UN TRAJE PARA DOMINGO

 



Hacía algunos días que Domingo Peláez arrastraba aquel sentimiento fastidioso. Ahora se estaba volviendo paranoia. Alguien lo seguía. Pero su vigilancia nunca le devolvía pistas. Debía ser cosa de su cabeza. Primero fue en el parque Trianón, una tarde de calor. Podía afirmar que el hombre de boina negra leía el periódico mirándolo de reojo. Unos días después, manejando en la Vía Dutra, el sentimiento se repitió. Pero el retrovisor mostraba que no había otros vehículos próximos en la carretera.

Más tarde, en el restaurante, alguien próximo  acompañaba su almuerzo. 

Buscó en el shopping una tienda repleta con productos para el Halloween y compró una peluca, lentes negros, una la barba desprolija, bigotes y un chaleco de lana almidonada que le daba el aspecto de pesar cien kilos. Usaba ropas viejas y sucias que encontró en un bazar para mendigos.

Quiso probar la efectividad del disfraz. Los ambulantes de la avenida no sospecharon. Cuando les preguntó si habían visto a Domingo, apenas dijeron que "tal vez haya viajado a Montevideo para solucionar problemas" 


—Debe estar en el nordeste, tiene unas propiedades por allá que estaba queriendo vender —dijo el portero del predio, sin imaginar que lo tenía delante suyo.

Estaba irreconocible, pero la sensación continuó. En la empresa, el jefe, preocupado, le sugirió que tomase un descanso.


—Unas vacaciones en algún lugar de Oriente con certeza habrán de mejorarte. Tailandia, por ejemplo, tiene unas playas encantadoras.


Unos días después, recibió un pasaje de avión y la reserva de un hotel cinco estrellas en Bangkok. 

Fue directo a la playa que el jefe le había recomendado. Debía ser ésta. Frente al farallón, le había dicho; en una pequeña cala de aguas mansas. De su atuendo disuasivo sólo conservaba la peluca y la barba desprolija. Con ellas se sentía más seguro.

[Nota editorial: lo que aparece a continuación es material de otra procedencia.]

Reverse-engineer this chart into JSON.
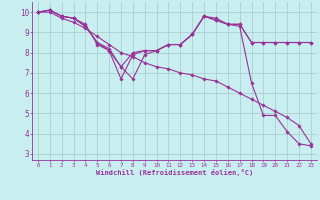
{
  "xlabel": "Windchill (Refroidissement éolien,°C)",
  "background_color": "#c8eef0",
  "line_color": "#993399",
  "grid_color": "#a8c8cc",
  "xlim": [
    -0.5,
    23.5
  ],
  "ylim": [
    2.7,
    10.5
  ],
  "xticks": [
    0,
    1,
    2,
    3,
    4,
    5,
    6,
    7,
    8,
    9,
    10,
    11,
    12,
    13,
    14,
    15,
    16,
    17,
    18,
    19,
    20,
    21,
    22,
    23
  ],
  "yticks": [
    3,
    4,
    5,
    6,
    7,
    8,
    9,
    10
  ],
  "lines": [
    {
      "x": [
        0,
        1,
        2,
        3,
        4,
        5,
        6,
        7,
        8,
        9,
        10,
        11,
        12,
        13,
        14,
        15,
        16,
        17,
        18,
        19,
        20,
        21,
        22,
        23
      ],
      "y": [
        10.0,
        10.1,
        9.8,
        9.7,
        9.4,
        8.4,
        8.1,
        6.7,
        7.9,
        8.1,
        8.1,
        8.4,
        8.4,
        8.9,
        9.8,
        9.7,
        9.4,
        9.3,
        6.5,
        4.9,
        4.9,
        4.1,
        3.5,
        3.4
      ]
    },
    {
      "x": [
        0,
        1,
        2,
        3,
        4,
        5,
        6,
        7,
        8,
        9,
        10,
        11,
        12,
        13,
        14,
        15,
        16,
        17,
        18,
        19,
        20,
        21,
        22,
        23
      ],
      "y": [
        10.0,
        10.1,
        9.8,
        9.7,
        9.3,
        8.5,
        8.2,
        7.3,
        8.0,
        8.1,
        8.1,
        8.4,
        8.4,
        8.9,
        9.8,
        9.6,
        9.4,
        9.4,
        8.5,
        8.5,
        8.5,
        8.5,
        8.5,
        8.5
      ]
    },
    {
      "x": [
        0,
        1,
        2,
        3,
        4,
        5,
        6,
        7,
        8,
        9,
        10,
        11,
        12,
        13,
        14,
        15,
        16,
        17,
        18,
        19,
        20,
        21,
        22,
        23
      ],
      "y": [
        10.0,
        10.1,
        9.8,
        9.7,
        9.3,
        8.5,
        8.1,
        7.3,
        6.7,
        7.9,
        8.1,
        8.4,
        8.4,
        8.9,
        9.8,
        9.6,
        9.4,
        9.4,
        8.5,
        8.5,
        8.5,
        8.5,
        8.5,
        8.5
      ]
    },
    {
      "x": [
        0,
        1,
        2,
        3,
        4,
        5,
        6,
        7,
        8,
        9,
        10,
        11,
        12,
        13,
        14,
        15,
        16,
        17,
        18,
        19,
        20,
        21,
        22,
        23
      ],
      "y": [
        10.0,
        10.0,
        9.7,
        9.5,
        9.2,
        8.8,
        8.4,
        8.0,
        7.8,
        7.5,
        7.3,
        7.2,
        7.0,
        6.9,
        6.7,
        6.6,
        6.3,
        6.0,
        5.7,
        5.4,
        5.1,
        4.8,
        4.4,
        3.5
      ]
    }
  ]
}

La arena ardía como brasa. Se dejó revigorizar por la brisa del mar. Un veraneante leía en la pantalla del móvil, a la sombra de una palmera. 

Era un hombre joven, con piel tostada y perfil de indio, y por acaso también venía desde San Pablo. Peláez pidió un sorbo de agua y de esa forma entraron en contacto. El diálogo fluyó suelto.


—Ah, qué casualidad.¿Así que usted es paulista?

—Yo no, soy peruano. Fui llamado para un trabajo en Brasil. Hubo algunos contratiempos en la ejecución,¿sabe? Un cliente escurridizo, difícil de acompañar, esas cosas. Pero dígame, ¿cómo usted aguanta esa melena con este tiempo?

—Ah, ya estoy acostumbrado, la uso desde niño. 


El otro lo miró esbozando una sonrisa. Los ojos danzaron divertidos.


—Ah, sí, claro. Desde niño —repitió—. Y se quedó callado.

—Entonces ahora acabó el trabajo y decidió tomarse unas merecidas vacaciones.

—¡No, imagínese! Vinieron más complicaciones. El jefe me avisó que mi cliente había viajado para Bangkok y que el servicio sería ejecutado aquí. —Revolvió en la mochila y sintió el metal frío del revólver en la mano—. Mi cliente no va a demorar mucho. Debe estar atrasado. Imagínese, con todo este calor.